Green Algae Control Lake Management

Identification of Emergent Plants

     The Emergent group of plants are most of your shoreline plants and basically any plant that grows distinctly above the water line. Cattails, Iris and Golden Canas are some well know plants that fit into the Emergent plant category. Because these plants are always exposed they are vulnerable to topical treatments and therefore most are easily treated.
    Though easily treated some of this vegetation may bring more benefits than disadvantages. Thick stands of Emergent plants provide a natural buffer for erosion control, habitat for fish, reptiles and other pond dwellers. Some even produce attractive blooms and flowers throughout parts of the year. Nutrient absorption and run-off filtration is another added benefit of desirable shoreline vegetation.
Yellow iris
Yellow Iris (pictured left) is a desirable emergent plant. In many cases such plants are brought in and planted to add structure, protection and aesthetics to man-made ponds. Spillways, areas of high water movement and critical embankments and shorelines prone to erosion are prime candidates for shoreline plantings.

Common Emergent Plants

     Cattails are probably the most well know and wide spread of all the emergent plants. Aside from cattails the rushes, Water primrose and Alligator weed are some of the more common shoreline plants to be concerned with. There are hundreds of species of rushes and sedges that are closely related but most of these are controlled with the same techniques so they are clumped into the rushes heading for the time being.
Rushes are erect cylindrical plants that often have tassel like seeds at or near the top. Spike rush and Bullrushes are the most common.
     Water Primrose commonly covers shorelines and will even send shoots or runners out into the water. The leaves are small green and almost always alternate with very visable veins. Flowers are Yellow and abunant when flowering.
     Aligator Weed is a Non-Native Invasive species. Commonly found along shorelines and even forming floating stands in larger water bodies. The leaves of Aligator Weed are small lush green and in an opposite pattern, more fleshy than that of Primrose and have a lack of noticable veins. The flowers are small white and resemble that of white clover flowers. Alligator weed is often confused with Primrose, there are certain similarities between the two but the main differences are the leaf pattern and flowers.

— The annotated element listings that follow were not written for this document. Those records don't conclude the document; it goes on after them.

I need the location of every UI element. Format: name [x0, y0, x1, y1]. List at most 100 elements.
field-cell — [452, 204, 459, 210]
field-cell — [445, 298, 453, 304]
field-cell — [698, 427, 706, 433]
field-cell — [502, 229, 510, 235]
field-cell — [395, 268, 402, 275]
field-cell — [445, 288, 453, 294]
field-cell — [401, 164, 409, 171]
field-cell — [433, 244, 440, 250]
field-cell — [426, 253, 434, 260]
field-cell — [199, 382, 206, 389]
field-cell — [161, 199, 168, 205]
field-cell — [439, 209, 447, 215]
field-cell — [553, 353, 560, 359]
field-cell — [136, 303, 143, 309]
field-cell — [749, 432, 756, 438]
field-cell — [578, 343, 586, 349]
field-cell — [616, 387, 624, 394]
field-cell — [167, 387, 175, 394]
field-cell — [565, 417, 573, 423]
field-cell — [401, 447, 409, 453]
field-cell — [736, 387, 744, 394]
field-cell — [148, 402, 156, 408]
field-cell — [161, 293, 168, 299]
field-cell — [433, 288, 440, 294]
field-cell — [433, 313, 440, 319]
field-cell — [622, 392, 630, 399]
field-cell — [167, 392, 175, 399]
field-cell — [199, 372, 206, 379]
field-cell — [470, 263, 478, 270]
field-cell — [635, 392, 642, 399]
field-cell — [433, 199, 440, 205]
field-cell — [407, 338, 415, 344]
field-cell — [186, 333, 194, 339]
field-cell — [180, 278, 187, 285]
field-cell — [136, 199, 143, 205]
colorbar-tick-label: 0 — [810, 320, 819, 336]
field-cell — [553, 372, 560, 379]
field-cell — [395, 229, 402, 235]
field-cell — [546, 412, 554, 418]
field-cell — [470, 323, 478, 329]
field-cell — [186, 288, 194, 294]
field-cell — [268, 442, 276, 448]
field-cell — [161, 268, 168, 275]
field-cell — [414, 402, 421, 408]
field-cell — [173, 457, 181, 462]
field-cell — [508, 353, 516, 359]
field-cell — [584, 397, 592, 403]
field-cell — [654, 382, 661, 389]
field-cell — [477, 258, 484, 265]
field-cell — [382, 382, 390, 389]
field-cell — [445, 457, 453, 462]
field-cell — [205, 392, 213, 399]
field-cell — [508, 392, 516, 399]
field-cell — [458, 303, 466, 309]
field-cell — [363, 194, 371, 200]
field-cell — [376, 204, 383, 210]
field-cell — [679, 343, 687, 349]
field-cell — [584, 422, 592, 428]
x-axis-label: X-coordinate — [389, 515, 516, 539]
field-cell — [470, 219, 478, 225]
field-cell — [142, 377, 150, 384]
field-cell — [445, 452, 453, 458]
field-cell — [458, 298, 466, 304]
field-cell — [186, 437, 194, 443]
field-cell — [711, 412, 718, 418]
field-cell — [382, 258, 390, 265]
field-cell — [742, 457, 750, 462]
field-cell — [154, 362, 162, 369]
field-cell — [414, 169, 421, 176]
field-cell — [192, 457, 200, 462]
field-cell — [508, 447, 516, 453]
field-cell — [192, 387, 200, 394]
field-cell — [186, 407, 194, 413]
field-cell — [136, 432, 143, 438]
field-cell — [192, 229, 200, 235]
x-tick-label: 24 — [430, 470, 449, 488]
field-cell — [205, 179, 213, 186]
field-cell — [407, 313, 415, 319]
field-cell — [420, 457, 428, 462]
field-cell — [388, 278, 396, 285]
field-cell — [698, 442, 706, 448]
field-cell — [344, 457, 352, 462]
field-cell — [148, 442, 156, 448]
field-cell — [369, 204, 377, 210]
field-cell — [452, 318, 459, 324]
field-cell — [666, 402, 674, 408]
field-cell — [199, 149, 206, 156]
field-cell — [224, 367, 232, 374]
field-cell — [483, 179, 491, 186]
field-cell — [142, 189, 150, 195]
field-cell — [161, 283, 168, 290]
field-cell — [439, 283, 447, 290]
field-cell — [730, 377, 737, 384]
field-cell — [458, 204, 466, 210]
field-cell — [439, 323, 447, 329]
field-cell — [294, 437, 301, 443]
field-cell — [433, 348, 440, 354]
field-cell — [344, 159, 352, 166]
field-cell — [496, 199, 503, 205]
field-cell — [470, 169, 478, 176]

Control of emergent plants

     Treatment options are similar to that of Submerged plants. You again have Contact Herbicides, Systemic Herbicides and Mechanical and Biological Control. Systemic Herbicides are again going to be the most economical choice for long term control. Contact products offer quick results but are often short lived, especially with rhizomatic plants. Many emergent plants thrive and spread by Rhizomes, this is basically an extreme set of roots capable of producing new shoots. Fast acting herbicides often kill the extremeties of the plant before they have a change to transfer the product down to the root system. This basically kills the tops of the plants but leaves the roots and rhizomes to produce new vegetation in its place.
    Mechanical control is more practical with shoreline grasses as in many ponds these areas can simply be cut or mowed. Due to the locaiton of these plants there are very limited choices for Biological control.